Il 5 maggio un tweet del presidente Usa Donald Trump, a mercati chiusi, fu capace di sconvolgere le borse internazionali per settimane (e ancora lo sta facendo).

Il ritorno dell'incertezza sui mercati

Quando la calma - forse - sembrava essere tornata, ecco un altro tweet, sempre del presidente Trump, che potrebbe creare nuovamente il caos. Stando a quanto comunicato dall’inquilino della Casa Bianca, dal 10 giugno il Messico potrebbe subire dazi del 5% su tutti i beni esportati a Washington. Il problema? Questa volta sono i migranti. Se la nazione centroamericana, infatti, non adotterà misure per limitare l’afflusso di migranti irregolari. Non solo, ma qualora non venissero presi provvedimenti, Washington potrà deliberatamente aumentare le tariffe fino ad arrivare al 25%.

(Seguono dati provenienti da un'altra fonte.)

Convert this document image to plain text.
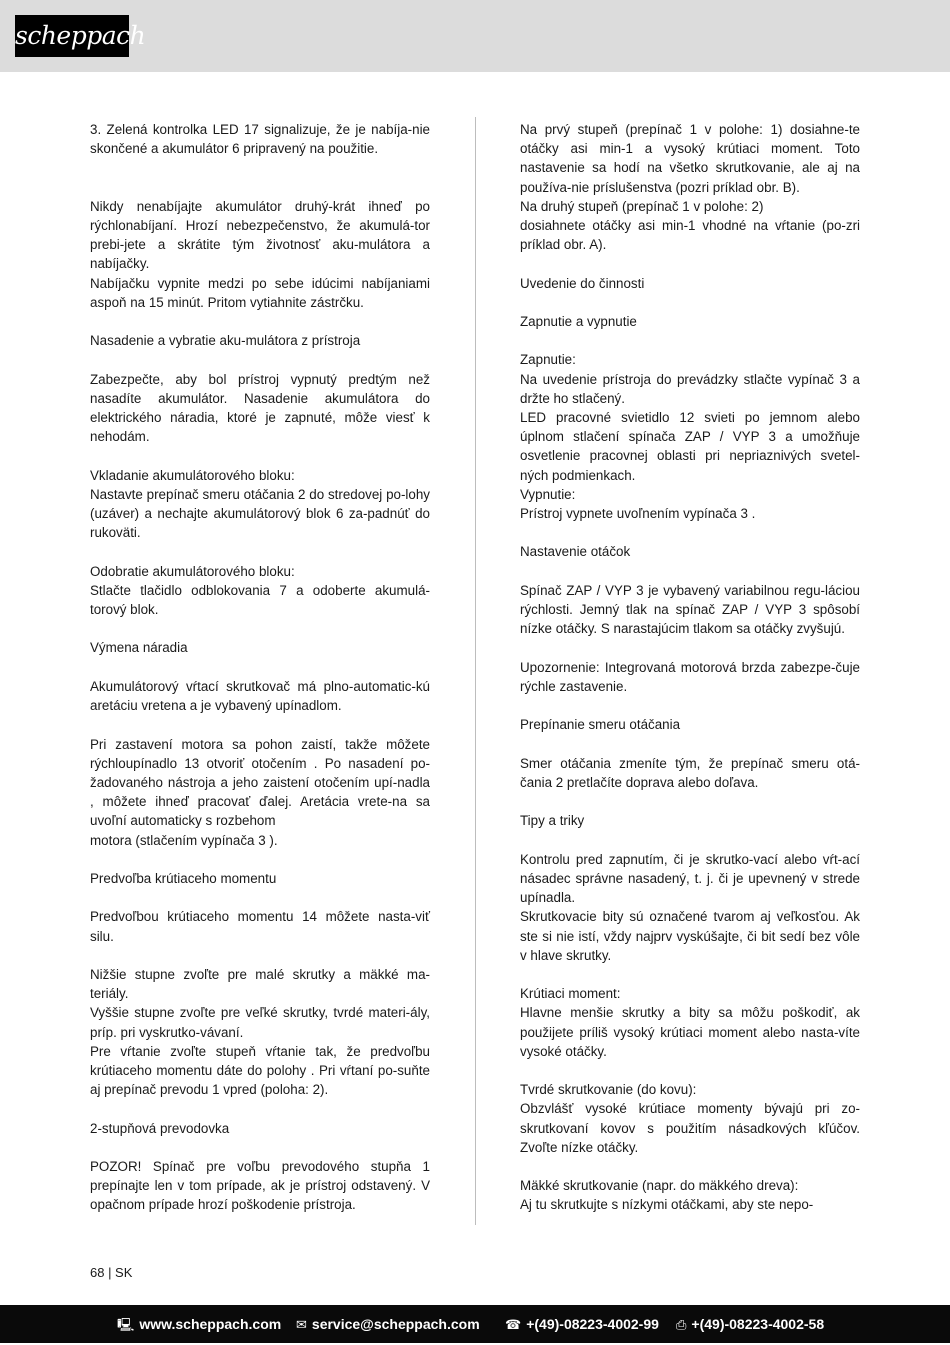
scheppach

3. Zelená kontrolka LED 17 signalizuje, že je nabíja-nie skončené a akumulátor 6 pripravený na použitie.

Nikdy nenabíjajte akumulátor druhý-krát ihneď po rýchlonabíjaní. Hrozí nebezpečenstvo, že akumulá-tor prebi-jete a skrátite tým životnosť aku-mulátora a nabíjačky.

Nabíjačku vypnite medzi po sebe idúcimi nabíjaniami aspoň na 15 minút. Pritom vytiahnite zástrčku.

Nasadenie a vybratie aku-mulátora z prístroja

Zabezpečte, aby bol prístroj vypnutý predtým než nasadíte akumulátor. Nasadenie akumulátora do elektrického náradia, ktoré je zapnuté, môže viesť k nehodám.

Vkladanie akumulátorového bloku:

Nastavte prepínač smeru otáčania 2 do stredovej po-lohy (uzáver) a nechajte akumulátorový blok 6 za-padnúť do rukoväti.

Odobratie akumulátorového bloku:

Stlačte tlačidlo odblokovania 7 a odoberte akumulá-torový blok.

Výmena náradia

Akumulátorový vŕtací skrutkovač má plno-automatic-kú aretáciu vretena a je vybavený upínadlom.

Pri zastavení motora sa pohon zaistí, takže môžete rýchloupínadlo 13 otvoriť otočením . Po nasadení po-žadovaného nástroja a jeho zaistení otočením upí-nadla , môžete ihneď pracovať ďalej. Aretácia vrete-na sa uvoľní automaticky s rozbehom

motora (stlačením vypínača 3 ).

Predvoľba krútiaceho momentu

Predvoľbou krútiaceho momentu 14 môžete nasta-viť silu.

Nižšie stupne zvoľte pre malé skrutky a mäkké ma-teriály.

Vyššie stupne zvoľte pre veľké skrutky, tvrdé materi-ály, príp. pri vyskrutko-vávaní.

Pre vŕtanie zvoľte stupeň vŕtanie tak, že predvoľbu krútiaceho momentu dáte do polohy . Pri vŕtaní po-suňte aj prepínač prevodu 1 vpred (poloha: 2).

2-stupňová prevodovka

POZOR! Spínač pre voľbu prevodového stupňa 1 prepínajte len v tom prípade, ak je prístroj odstavený. V opačnom prípade hrozí poškodenie prístroja.

Na prvý stupeň (prepínač 1 v polohe: 1) dosiahne-te otáčky asi min-1 a vysoký krútiaci moment. Toto nastavenie sa hodí na všetko skrutkovanie, ale aj na používa-nie príslušenstva (pozri príklad obr. B).

Na druhý stupeň (prepínač 1 v polohe: 2)

dosiahnete otáčky asi min-1 vhodné na vŕtanie (po-zri príklad obr. A).

Uvedenie do činnosti

Zapnutie a vypnutie

Zapnutie:

Na uvedenie prístroja do prevádzky stlačte vypínač 3 a držte ho stlačený.

LED pracovné svietidlo 12 svieti po jemnom alebo úplnom stlačení spínača ZAP / VYP 3 a umožňuje osvetlenie pracovnej oblasti pri nepriaznivých svetel-ných podmienkach.

Vypnutie:

Prístroj vypnete uvoľnením vypínača 3 .

Nastavenie otáčok

Spínač ZAP / VYP 3 je vybavený variabilnou regu-láciou rýchlosti. Jemný tlak na spínač ZAP / VYP 3 spôsobí nízke otáčky. S narastajúcim tlakom sa otáčky zvyšujú.

Upozornenie: Integrovaná motorová brzda zabezpe-čuje rýchle zastavenie.

Prepínanie smeru otáčania

Smer otáčania zmeníte tým, že prepínač smeru otá-čania 2 pretlačíte doprava alebo doľava.

Tipy a triky

Kontrolu pred zapnutím, či je skrutko-vací alebo vŕt-ací násadec správne nasadený, t. j. či je upevnený v strede upínadla.

Skrutkovacie bity sú označené tvarom aj veľkosťou. Ak ste si nie istí, vždy najprv vyskúšajte, či bit sedí bez vôle v hlave skrutky.

Krútiaci moment:

Hlavne menšie skrutky a bity sa môžu poškodiť, ak použijete príliš vysoký krútiaci moment alebo nasta-víte vysoké otáčky.

Tvrdé skrutkovanie (do kovu):

Obzvlášť vysoké krútiace momenty bývajú pri zo-skrutkovaní kovov s použitím násadkových kľúčov. Zvoľte nízke otáčky.

Mäkké skrutkovanie (napr. do mäkkého dreva):

Aj tu skrutkujte s nízkymi otáčkami, aby ste nepo-

68 | SK
🖳 www.scheppach.com ✉ service@scheppach.com ☎ +(49)-08223-4002-99 ⎙ +(49)-08223-4002-58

Chi perde con le nuove tariffe

Di fronte a questo nuovo elemento, le borse asiatiche non hanno potuto far altro che registrare il colpo e virare in negativo, all’insegna di una ormai cronica debolezza. A rimetterci è stata più che altro l’industria automobilistica giapponese con impianti di produzione in Messico. Ma il Giappone ha perso altra competitività anche a causa di uno yen in rafforzamento, moneta che rappresenta un bene rifugio ma che, altra faccia della medaglia, rischia di zavorrare l’export nipponico. Intanto il dollaro è salito e mercato dell’oro ha iniziato a risvegliarsi dopo un periodo di torpore, segno che l’incertezza nelle prossime ore potrebbe aumentare. Un tassello imprevisto di un mosaico sempre più complesso, soprattutto in considerazione di quel nuovo patto che era stato firmato ad ottobre dell’anno scorso, da Messico, Canada e Usa. A rischio ora l’intesa, definita USMCA (United States–Mexico–Canada Agreement), che sostituiva il vecchio NAFTA, respinto proprio da Trump perché da lui giudicato ingiusto verso gli States.

Le critiche 

Immediate le reazioni della diplomazia. Le prime dichiarazioni sono quelle di John Negroponte, ex rappresentante permanente degli Stati Uniti presso l'Onu secondo cui le tariffe annunciate da Trump siano qualcosa di negativo sia politicamente che economicamente. Anche alcuni esponenti repubblicani, quindi dello stesso partito del presidente, hanno giudicata azzardata la decisione, definendola “un uso improprio dell’autorità tariffaria presidenziale” riferendosi al potere di regolare il commercio internazionale in caso di pericolo dato al presidente dall’Emergency Economic Powers Act del 1977. Queste ultime, possibili, tariffe doganali sono ora un vero e proprio cigno nero dopo il quale, a questo punto, non può più escludere nessuno sviluppo. Nemmeno quello di un taglio dei tassi da parte della Fed.